Lover Avenged(45)
He rubbed his aching eyes. “Give me another minute.”
“Whatever you need, my lord. Just take your time.”
THIRTEEN
As Rehvenge’s hi came through the phone, Ehlena sat up from the pillow she’d been lying against and swallowed back a holy crap… except then she wondered why she was so surprised. She’d called him, and the textbook way people handled those kind of things was…well, hey, they called you back. Wow.
“Hi,” she said.
“I didn’t answer your call only because I didn’t know the number.”
Man, his voice was sexy. Deep. Low. Like a male’s should be.
In the silence that followed, she thought, and she had called him why? Oh, right. “I wanted to follow up about your appointment. When I did your discharge papers, I noticed that you received nothing for your arm.”
“Ah.”
The pause that followed was one she couldn’t interpret. Maybe he was pissed she was interfering? “I just want to make sure you’re okay.”
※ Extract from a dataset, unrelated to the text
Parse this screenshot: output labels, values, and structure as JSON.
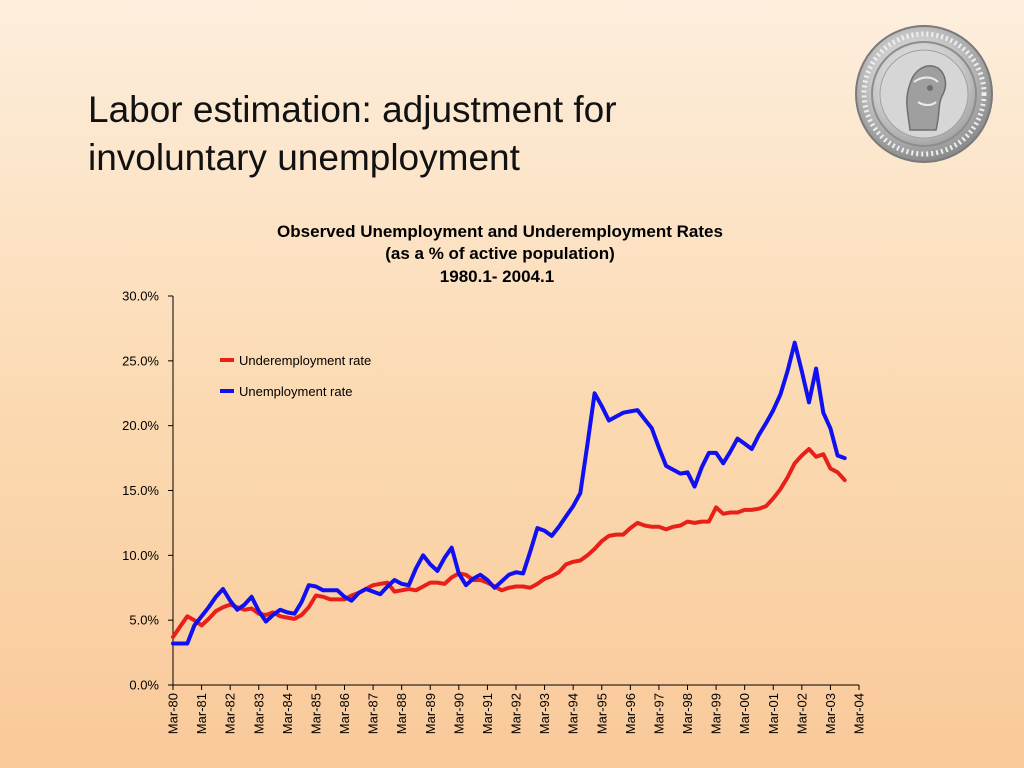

“Do you do this with patients a lot?”
“Yes,” she lied.
“Havers know you’re checking his work?”
“Did he even look at your veins?”
Rehvenge’s laugh was low. “I would rather you had called for a different reason.”
“I don’t understand,” she said tightly.
“What? That someone might want to have something to do with you outside of work? You’re not blind. You’ve seen yourself in mirrors. And surely you know you’re smart, so it’s not all just pretty window dressing.”
As far as she was concerned, he was speaking in a foreign language. “I don’t understand why you’re not taking care of yourself.”
“Hmmm.” He laughed softly, and she felt the purr as well as heard it in her ear. “Oh…so maybe this is a pretense just so I can see you again.”
“Look, the only reason I called was-”
“Because you needed an excuse. You shut me down in the exam room, but really wanted to talk to me. So you called about my arm to get me on the phone. And now you have me.” That voice dropped even lower. “Do I get to pick what you do with me?”
She stayed quiet. Until he said, “Hello?”
“Are you finished? Or do you want to run around in circles a little longer, reading into what I’m doing here?”
There was a beat of silence, and then he broke out in a rich baritone belly laugh. “I knew there was more than one reason I liked you.”
She refused to be charmed. And was anyway. “I called about your arm. Period. My father’s nurse just left, and she and I were talking about his…”
She clammed up as she realized what she’d revealed, feeling like she’d tripped on the conversational equivalent of an untacked carpet edge.
“Go on,” he said with gravity. “Please.
“Ehlena? Ehlena…
“Are you there, Ehlena?”
Later, much later, she would reflect that those four words were the precipice. Are you there, Ehlena?
Truly it was the beginning of everything that followed, the starting line of a harrowing journey disguised in the form of a simple question.
She was glad she didn’t know where it would take her. Because sometimes the only thing that got you through hell was that you were in too deep to pull out.
While Rehv waited for a response, his fist tightened on the cell phone so hard, it cranked in toward his cheek and one of the keys let out a beep of, Hey, man, lay off a little.
The electronic curse seemed to break the spell for them both.
“Sorry,” he muttered.
“It’s okay. I, ah…”
“You were saying?”
He didn’t expect her to answer, but then…she did. “My father’s nurse and I were talking about a cut he’s having trouble with, and that’s what made me think of your arm.”
“Your father is ill?”
“Yes.”
Rehv waited for more, trying to decide whether prompting her would shut her up-but she solved the issue.
“Some of the medications he takes make him unsteady, so he bumps into things and doesn’t always know he’s hurt himself. It’s a problem.”
“I’m sorry. Caring for him must be hard on you.”
“I’m a nurse.”
“And a daughter.”
“So it was clinical. When I called you.”
Rehv smiled. “Let me ask you something.”
“Me first. Why won’t you get your arm looked at? And don’t tell me Havers saw those veins. If he had, he would have prescribed you antibiotics, and if you refused them there would have been a note in your chart that you’d pulled an AMA. Look, all you need to treat it is some pills, and I know you’re not medicine phobic. You take a hell of a lot of dopamine.”